Though her dissertation is complete, Saboowala plans to revisit the oral histories she collected for ongoing research. “I'm really interested in how people talk about their health and how it affects the health of South Asian migrants today,” she said. “There are all these disparities regarding cardiovascular disease and diabetes, and we're seeing the same health outcomes across the board, even though there are so many diverse regions in that one demographic.” She has also been revisiting her dissertation’s examination of the lasting impacts of partition amid ongoing sectarian conflict in South Asia and within the diaspora. “I am still writing about Partition, nationalism, and how individual stories paint different pictures than national narratives regarding religious conflict,” Saboowala said. “Currently, I’m focusing on how communities remember helping each other and getting help. I am also working on a project with other memory studies scholars that is thinking about how we remember in science, specifically as related to the creation of ideas of "natural difference" and constructions of hierarchy and race.”
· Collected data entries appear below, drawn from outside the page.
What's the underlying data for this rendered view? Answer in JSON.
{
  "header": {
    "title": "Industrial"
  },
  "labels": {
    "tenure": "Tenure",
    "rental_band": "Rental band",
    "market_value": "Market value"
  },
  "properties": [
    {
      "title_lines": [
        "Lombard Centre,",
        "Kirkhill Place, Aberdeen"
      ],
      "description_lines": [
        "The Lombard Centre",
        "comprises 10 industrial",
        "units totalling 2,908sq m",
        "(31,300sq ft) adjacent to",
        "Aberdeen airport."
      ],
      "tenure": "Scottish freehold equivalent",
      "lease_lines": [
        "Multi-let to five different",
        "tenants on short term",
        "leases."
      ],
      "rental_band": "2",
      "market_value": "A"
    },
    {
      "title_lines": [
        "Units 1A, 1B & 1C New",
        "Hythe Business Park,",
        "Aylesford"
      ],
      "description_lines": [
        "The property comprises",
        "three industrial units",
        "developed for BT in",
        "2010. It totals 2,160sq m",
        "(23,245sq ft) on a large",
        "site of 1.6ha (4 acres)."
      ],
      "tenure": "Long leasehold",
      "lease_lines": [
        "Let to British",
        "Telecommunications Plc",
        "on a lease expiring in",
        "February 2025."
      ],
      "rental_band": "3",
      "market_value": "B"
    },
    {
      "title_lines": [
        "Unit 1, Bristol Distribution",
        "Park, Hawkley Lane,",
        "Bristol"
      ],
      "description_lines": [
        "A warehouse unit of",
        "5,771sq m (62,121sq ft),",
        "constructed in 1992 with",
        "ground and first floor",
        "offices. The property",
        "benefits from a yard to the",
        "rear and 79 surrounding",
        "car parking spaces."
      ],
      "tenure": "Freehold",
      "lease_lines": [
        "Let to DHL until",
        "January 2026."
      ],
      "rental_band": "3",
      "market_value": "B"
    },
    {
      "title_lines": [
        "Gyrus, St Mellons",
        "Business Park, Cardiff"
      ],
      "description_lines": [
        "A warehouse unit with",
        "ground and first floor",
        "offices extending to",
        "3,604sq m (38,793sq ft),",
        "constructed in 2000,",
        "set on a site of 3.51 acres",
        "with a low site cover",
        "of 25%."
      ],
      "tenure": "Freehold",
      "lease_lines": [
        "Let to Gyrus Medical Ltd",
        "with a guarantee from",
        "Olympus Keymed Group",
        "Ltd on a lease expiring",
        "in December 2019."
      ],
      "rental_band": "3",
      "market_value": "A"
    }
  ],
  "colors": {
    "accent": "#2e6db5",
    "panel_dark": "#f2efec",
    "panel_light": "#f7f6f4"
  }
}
Outside of her research, Saboowala is working to create the class environment for her students that she worked so hard to find in her own journey. In January 2026, she joined CLA’s School of Language, Culture, and Society. She cited the university’s population of nontraditional students and the offering of a graduate-level applied anthropology program as two of the biggest factors that drew her to her current role. “I care a lot about doing work that is goal-oriented, impact-oriented, and community-based, so I was really excited to come to OSU,” she said. “I’ve been enjoying teaching a wide array of classes, and look forward to teaching ANTH 473: Gender, Ethnicity, and Culture in the fall and ANTH 558: Science and Technology Studies in the winter. I am also currently developing an Ecampus course on media misinformation that I hope to offer next spring.”